> The FCC rules for wireless charging devices like AirPower are quite strict, and limit exposure to 20 cm (8 in) above the device to 50 mW/cm^2.
I'm surprised they waited till the end to do the testing. When I used to work on hardware products at smaller companies, some preliminary tests are done on early designs to make sure we have a comfortable margin. A company like Apple should have dedicated in-house facilities to do this earlier.
I'm quite sure they didn't "wait until the end" to do the testing. First, this article is iFixit's speculation. Second, they probably did something similar to what iFixit envisioned: they did test early and knew it didn't pass muster, but thought they could eventually engineer themselves a fix, until they finally just hit a brick wall (aka physics) and found it wasn't an issue they could overcome.
They probably knew they were close to the legal limit and their engineers probably said on a hunch "we can stay beneath the limit and retain adequate power with the right mix of tricks" and then just ended up being wrong on that hunch by a little bit.
That's why we have to bend them so often in real life with tricks. In media they can just make something up, we've got to find real solutions. I'm sure that one exists but it's either too expensive currently or not consistent enough yet. Yet being the key word there. I'm sure this will be an elegantly solved issue at some point, just might require some more smarts on the hardware side.

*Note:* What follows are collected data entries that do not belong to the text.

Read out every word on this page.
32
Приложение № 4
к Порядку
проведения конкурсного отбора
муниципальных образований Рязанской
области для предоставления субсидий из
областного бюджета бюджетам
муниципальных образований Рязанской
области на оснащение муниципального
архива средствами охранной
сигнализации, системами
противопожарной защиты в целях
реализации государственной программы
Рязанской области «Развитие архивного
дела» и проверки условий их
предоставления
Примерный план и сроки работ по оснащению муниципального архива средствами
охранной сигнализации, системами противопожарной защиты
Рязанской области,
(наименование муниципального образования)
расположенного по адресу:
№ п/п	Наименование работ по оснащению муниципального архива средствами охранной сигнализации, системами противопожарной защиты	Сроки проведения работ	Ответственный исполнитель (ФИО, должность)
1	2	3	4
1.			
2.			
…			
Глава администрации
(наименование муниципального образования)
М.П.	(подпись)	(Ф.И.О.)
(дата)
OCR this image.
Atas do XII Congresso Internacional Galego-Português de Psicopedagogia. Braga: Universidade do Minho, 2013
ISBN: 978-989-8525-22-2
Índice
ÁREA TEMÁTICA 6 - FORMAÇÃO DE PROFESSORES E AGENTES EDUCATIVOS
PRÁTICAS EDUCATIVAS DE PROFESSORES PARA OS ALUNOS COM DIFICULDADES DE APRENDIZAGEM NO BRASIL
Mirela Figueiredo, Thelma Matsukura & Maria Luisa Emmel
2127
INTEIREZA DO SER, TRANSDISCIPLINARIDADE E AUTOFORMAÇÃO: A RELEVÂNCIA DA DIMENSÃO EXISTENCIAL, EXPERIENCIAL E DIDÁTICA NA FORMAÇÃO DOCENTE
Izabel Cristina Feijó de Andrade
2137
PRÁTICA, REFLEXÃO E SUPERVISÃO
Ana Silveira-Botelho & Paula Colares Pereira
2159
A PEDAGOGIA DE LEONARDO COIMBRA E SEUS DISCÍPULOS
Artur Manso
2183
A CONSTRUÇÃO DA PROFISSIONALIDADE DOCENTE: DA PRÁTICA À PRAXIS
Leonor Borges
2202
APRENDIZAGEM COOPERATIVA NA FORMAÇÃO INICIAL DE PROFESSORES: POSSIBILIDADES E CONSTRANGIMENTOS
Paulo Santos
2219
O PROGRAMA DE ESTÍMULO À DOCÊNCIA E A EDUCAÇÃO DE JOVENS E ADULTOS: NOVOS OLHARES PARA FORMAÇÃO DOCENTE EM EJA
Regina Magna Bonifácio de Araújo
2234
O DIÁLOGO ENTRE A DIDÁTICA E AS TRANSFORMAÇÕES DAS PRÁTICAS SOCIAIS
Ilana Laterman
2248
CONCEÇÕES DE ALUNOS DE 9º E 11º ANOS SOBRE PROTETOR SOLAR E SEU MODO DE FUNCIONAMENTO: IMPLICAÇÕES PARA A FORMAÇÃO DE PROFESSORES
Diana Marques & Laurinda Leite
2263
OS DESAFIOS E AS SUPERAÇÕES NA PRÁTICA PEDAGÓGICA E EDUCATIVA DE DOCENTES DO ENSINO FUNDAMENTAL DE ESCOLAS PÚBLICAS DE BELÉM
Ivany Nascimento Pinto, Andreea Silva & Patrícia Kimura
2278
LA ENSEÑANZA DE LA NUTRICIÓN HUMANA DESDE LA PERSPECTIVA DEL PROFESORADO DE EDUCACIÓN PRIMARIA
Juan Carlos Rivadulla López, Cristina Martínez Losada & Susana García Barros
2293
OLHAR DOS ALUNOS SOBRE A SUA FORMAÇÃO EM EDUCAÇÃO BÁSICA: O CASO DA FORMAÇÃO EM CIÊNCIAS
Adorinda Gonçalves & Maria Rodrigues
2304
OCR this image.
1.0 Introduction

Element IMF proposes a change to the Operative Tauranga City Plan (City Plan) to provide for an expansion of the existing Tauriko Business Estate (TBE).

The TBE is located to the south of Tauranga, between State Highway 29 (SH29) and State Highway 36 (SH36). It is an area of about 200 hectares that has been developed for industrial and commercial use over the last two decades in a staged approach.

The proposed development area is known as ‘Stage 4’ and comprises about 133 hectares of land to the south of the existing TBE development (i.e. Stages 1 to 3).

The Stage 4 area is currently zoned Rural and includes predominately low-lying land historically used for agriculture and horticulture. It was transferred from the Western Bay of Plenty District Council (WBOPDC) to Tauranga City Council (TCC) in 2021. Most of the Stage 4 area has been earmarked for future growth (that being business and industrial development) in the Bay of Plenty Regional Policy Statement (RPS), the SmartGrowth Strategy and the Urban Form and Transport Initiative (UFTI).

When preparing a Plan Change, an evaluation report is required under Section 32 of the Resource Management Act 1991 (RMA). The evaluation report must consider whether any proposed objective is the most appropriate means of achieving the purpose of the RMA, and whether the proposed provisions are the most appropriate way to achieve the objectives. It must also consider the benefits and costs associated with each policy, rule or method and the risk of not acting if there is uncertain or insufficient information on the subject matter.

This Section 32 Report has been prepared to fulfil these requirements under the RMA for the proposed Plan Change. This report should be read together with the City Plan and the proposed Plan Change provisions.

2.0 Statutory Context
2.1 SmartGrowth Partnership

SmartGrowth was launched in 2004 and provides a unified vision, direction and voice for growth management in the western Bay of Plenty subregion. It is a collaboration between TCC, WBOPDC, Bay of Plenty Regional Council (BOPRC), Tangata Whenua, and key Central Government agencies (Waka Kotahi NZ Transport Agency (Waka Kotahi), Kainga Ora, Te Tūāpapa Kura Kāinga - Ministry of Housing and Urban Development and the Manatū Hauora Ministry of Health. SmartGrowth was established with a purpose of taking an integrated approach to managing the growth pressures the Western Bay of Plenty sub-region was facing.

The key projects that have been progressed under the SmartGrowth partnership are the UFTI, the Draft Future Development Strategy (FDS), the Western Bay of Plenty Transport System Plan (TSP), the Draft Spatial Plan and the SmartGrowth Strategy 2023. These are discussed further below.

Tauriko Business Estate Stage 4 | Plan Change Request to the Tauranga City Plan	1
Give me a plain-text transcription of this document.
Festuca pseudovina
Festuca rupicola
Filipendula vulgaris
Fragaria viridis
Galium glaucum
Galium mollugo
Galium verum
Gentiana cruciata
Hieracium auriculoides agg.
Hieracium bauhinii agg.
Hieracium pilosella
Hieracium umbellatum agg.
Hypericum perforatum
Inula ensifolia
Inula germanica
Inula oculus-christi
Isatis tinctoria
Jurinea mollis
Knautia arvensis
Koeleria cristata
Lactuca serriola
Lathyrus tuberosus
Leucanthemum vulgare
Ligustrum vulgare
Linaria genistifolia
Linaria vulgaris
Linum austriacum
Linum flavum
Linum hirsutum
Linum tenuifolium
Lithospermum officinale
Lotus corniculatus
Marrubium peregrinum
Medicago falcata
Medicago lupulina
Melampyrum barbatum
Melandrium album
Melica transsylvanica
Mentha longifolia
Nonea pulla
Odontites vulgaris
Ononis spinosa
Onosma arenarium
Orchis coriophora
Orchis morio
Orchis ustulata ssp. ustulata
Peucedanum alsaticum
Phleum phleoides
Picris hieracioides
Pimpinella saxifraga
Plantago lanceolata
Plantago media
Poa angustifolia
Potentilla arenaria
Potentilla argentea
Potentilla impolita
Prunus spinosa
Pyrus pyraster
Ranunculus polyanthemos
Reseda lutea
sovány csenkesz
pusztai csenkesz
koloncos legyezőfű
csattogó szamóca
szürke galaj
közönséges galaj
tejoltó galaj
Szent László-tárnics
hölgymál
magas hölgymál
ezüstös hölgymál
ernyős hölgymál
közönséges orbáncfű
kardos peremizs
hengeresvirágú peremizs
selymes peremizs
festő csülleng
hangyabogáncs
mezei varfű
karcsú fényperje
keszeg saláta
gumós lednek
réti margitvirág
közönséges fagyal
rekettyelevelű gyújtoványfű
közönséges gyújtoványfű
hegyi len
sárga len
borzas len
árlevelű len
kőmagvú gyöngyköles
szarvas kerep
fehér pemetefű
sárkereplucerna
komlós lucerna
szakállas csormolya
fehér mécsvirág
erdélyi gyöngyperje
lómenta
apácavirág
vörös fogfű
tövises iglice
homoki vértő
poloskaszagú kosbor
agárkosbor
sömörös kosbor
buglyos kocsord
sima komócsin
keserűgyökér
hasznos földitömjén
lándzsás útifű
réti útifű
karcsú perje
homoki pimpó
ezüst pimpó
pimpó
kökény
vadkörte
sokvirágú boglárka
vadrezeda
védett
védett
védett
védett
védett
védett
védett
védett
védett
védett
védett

C(32, 3) is 4960. That means almost 5,000 different interference patterns to deal with. Since every manufactured device will vary (since each of its 32 manufactured coils will differ slightly from the next), that's 5,000 calibrations that need to be done on every single manufactured device. And that's best case, assuming (for example) that calibration is a single metric per coil over time.
I'm surprised they waited till the end to do the testing. When I used to work on hardware products at smaller companies, some preliminary tests are done on early designs to make sure we have a comfortable margin. A company like Apple should have dedicated in-house facilities to do this earlier.